Can you make page states persistent during a user session?

Hey @mc3digital, in web app development, persistent states – during a session or even between sessions – can be made persistent using various types of browser storage (more on this below).

Custom states are Bubble’s version of local variables that we might define in JavaScript if we were using code-based web development. As such, they are held in memory and, of course, only exist in the context of the current page. That is, they are created in the page and when we close or leave the page, they no longer exist.

Of course, data can be “passed” from one page to another via URL parameters (querystring parameters) or by having objects (Things, or some field(s) on a Thing) in our database that represent states that should persist in our app. Bubble natively supports both of those.

Browser storage, which the Bubble app itself takes advantage of, but doesn’t give Bubble developers a native way of accessing, is a third way to make data persist either within or between browser sessions.

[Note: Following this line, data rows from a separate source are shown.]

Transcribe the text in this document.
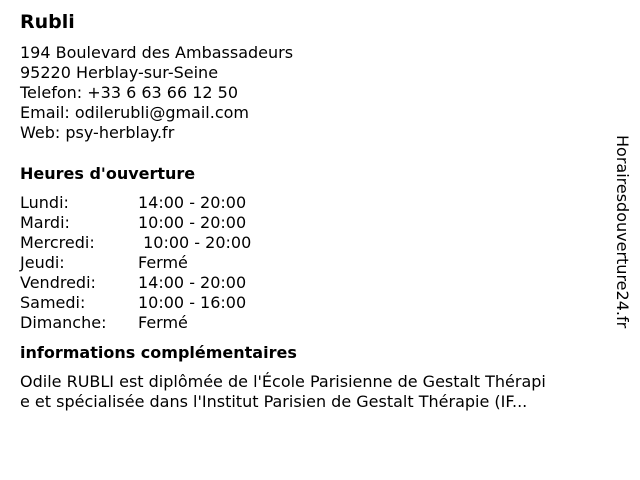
Rubli
194 Boulevard des Ambassadeurs
95220 Herblay-sur-Seine
Telefon: +33 6 63 66 12 50
Email: odilerubli@gmail.com
Web: psy-herblay.fr
Heures d'ouverture
Lundi:	14:00 - 20:00
Mardi:	10:00 - 20:00
Mercredi:	10:00 - 20:00
Jeudi:	Fermé
Vendredi:	14:00 - 20:00
Samedi:	10:00 - 16:00
Dimanche:	Fermé
informations complémentaires
Odile RUBLI est diplômée de l'École Parisienne de Gestalt Thérapi
e et spécialisée dans l'Institut Parisien de Gestalt Thérapie (IF...
Horairesdouverture24.fr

There are 3 basic types of browser storage in use in modern web apps today and these are:

  1. sessionStorage: Data held in session storage persists for the duration of a given session. A session in this context means a browser tab. Data held in sessionStorage will survive a page refresh or a social login/OAuth workflow, but is cleared when the session ends (e.g., when that tab is closed, the site is left, etc.). Session storage can only hold string (text) values and we stringify values before storing them there and parse them when we read them back (using JSONstringify() and JSONparse() respectively). Data is stored as key/value pairs. Note that two different tabs in a browser open to the same app do not share sessionStorage – because those are different sessions – and the values are unique to each tab.

  2. localStorage: Data held in local storage persists across sessions in the same browser. So, a user can do something on your app at one time and then come back later and those data stored in localStorage could be accessed. For example, this can be used to store preferences, favorites, in progress shopping carts, etc. An app open in two different tabs in a browser will share localStorage and if localStorage is updated in one tab, other tabs can know if a given key/value pair has been updated, enabling a crude form of cross-tab communication. Local storage is otherwise identical to session storage for the most part.

  3. IndexedDB storage: Modern browsers support a front-end database via the IndexedDB API, which is actually very much like Bubble’s own backend database. It’s more sophisticated than session/localStorage and is intended for storing larger volumes of structured data. The API is very complex and certain libraries (like localForage) are often used to provide simpler key/value pair storage using IndexedDB as the storage medium. Data in IndexedDB does not have to be stringified (it stores actual JavaScript objects) and unlike session/localStorage has an asynchronous interface.

You can learn more about browser storage (and how you might use it in Bubble) in my videos and posts about my Floppy plugin, which supports all 3 of the aforementioned browser storage formats:

Note that in ye olden days cookies were sometimes used to store small amounts of data, but this is not the appropriate method today as it has privacy, security, performance, and capacity limitations that browser storage was designed to eliminate.

Also, it should be noted that there are lots of crummy implementations of the sessionStorage and localStorage interfaces (these are fairly simple APIs and easy to implement for a novice plugin developer, but developing robust and truly useful Bubble plugins requires a substantial amount of effort) and caveat emptor applies.